Friday, June 10, 2016

2016 read #48: Annihilation by Jeff VanderMeer.

Annihilation by Jeff VanderMeer
196 pages
Published 2014
Read June 10
Rating: out of 5

I have the impression, nurtured from io9 lists and book recommendation threads and news of movie deals, that VanderMeer's Southern Reach trilogy is regarded as one of the hot new sci-fi properties of the present day. The blurbs on the back, all by au courant rising stars in the genre world, certainly don't stint on adjectives of wonder and transcendence and dread. Yet for me, while I found it an entirely adequate and engrossing little novel, this first installment lacked "the force of myth" that so struck Charles Yu. Much of the blame rests with VanderMeer's brisk, airport-ready prose, simple descriptives and declaratives tasked with hurrying us through a sort of bog-standard chthonic transformation horror. I may have mocked the self-serious youngauthorstyle of Caitlín R. Kiernan's Threshold, but at least that had presence.

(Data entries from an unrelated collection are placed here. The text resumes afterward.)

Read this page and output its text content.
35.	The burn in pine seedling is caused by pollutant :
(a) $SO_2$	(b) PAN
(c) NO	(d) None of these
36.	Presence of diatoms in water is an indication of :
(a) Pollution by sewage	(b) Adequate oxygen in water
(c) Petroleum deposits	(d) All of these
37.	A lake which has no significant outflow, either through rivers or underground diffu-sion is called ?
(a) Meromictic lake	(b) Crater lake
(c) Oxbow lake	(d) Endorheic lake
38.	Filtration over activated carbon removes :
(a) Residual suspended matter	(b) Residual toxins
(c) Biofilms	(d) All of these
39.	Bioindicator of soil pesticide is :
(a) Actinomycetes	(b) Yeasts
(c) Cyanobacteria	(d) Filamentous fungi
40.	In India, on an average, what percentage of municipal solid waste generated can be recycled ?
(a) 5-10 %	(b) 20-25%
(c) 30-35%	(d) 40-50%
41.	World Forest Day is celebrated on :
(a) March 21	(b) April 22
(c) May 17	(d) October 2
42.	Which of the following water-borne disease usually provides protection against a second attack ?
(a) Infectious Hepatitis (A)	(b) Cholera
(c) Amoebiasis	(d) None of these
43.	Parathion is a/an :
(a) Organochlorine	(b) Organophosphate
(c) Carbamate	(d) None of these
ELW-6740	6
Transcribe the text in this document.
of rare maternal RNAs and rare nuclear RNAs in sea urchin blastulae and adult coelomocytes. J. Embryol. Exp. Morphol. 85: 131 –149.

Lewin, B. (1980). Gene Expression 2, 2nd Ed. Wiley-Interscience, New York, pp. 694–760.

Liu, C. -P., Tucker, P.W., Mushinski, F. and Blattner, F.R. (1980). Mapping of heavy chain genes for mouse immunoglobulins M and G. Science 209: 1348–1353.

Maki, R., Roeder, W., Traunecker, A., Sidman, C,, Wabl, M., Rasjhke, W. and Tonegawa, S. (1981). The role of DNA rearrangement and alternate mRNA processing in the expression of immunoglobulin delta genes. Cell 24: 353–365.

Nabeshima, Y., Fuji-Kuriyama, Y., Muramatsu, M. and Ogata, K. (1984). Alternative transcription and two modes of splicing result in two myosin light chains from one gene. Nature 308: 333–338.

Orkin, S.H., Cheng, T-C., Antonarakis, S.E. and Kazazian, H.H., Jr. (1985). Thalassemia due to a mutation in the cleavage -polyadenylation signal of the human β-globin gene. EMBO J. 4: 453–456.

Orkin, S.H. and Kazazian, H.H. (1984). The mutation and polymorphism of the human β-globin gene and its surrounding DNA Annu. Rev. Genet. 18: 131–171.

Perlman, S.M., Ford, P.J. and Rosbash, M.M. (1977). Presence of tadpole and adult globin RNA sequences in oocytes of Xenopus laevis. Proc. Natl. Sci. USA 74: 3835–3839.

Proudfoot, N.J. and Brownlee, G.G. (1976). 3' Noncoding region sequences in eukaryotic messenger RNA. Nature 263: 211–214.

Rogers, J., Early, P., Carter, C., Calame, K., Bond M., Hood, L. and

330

Comparisons to Threshold are inevitable: Both books deal with intrusions of mind-bending horrors-from-beyond, take place (in whole or in part) in the swamps of the Florida Panhandle, and find thematic inspiration in various creeping marine invertebrates (trilobites for Kiernan, starfish for VanderMeer). The central characters of both books happen to be young female scientists, as well. Mostly, though, Threshold is the most recent of my limited encounters with pseudo-Lovecraftian jibber-jabber -- of course it's going to be the first thing I think to compare this to. Threshold tells a more emotional, impactful story with its characters, whereas the plot of Annihilation makes at least a modicum more sense overall, and is blissfully free of magical albinos. I think the two books average out to be equally enjoyable -- memorable, but perhaps not classics of the genre.

So why is Annihilation goddamn everywhere, snapping up sweet movie deals and generating constant internet chatter, while Threshold appears essentially forgotten? I suspect it's that airport-novel prose -- exactly the sort of thing primed to appeal to a large fan-base.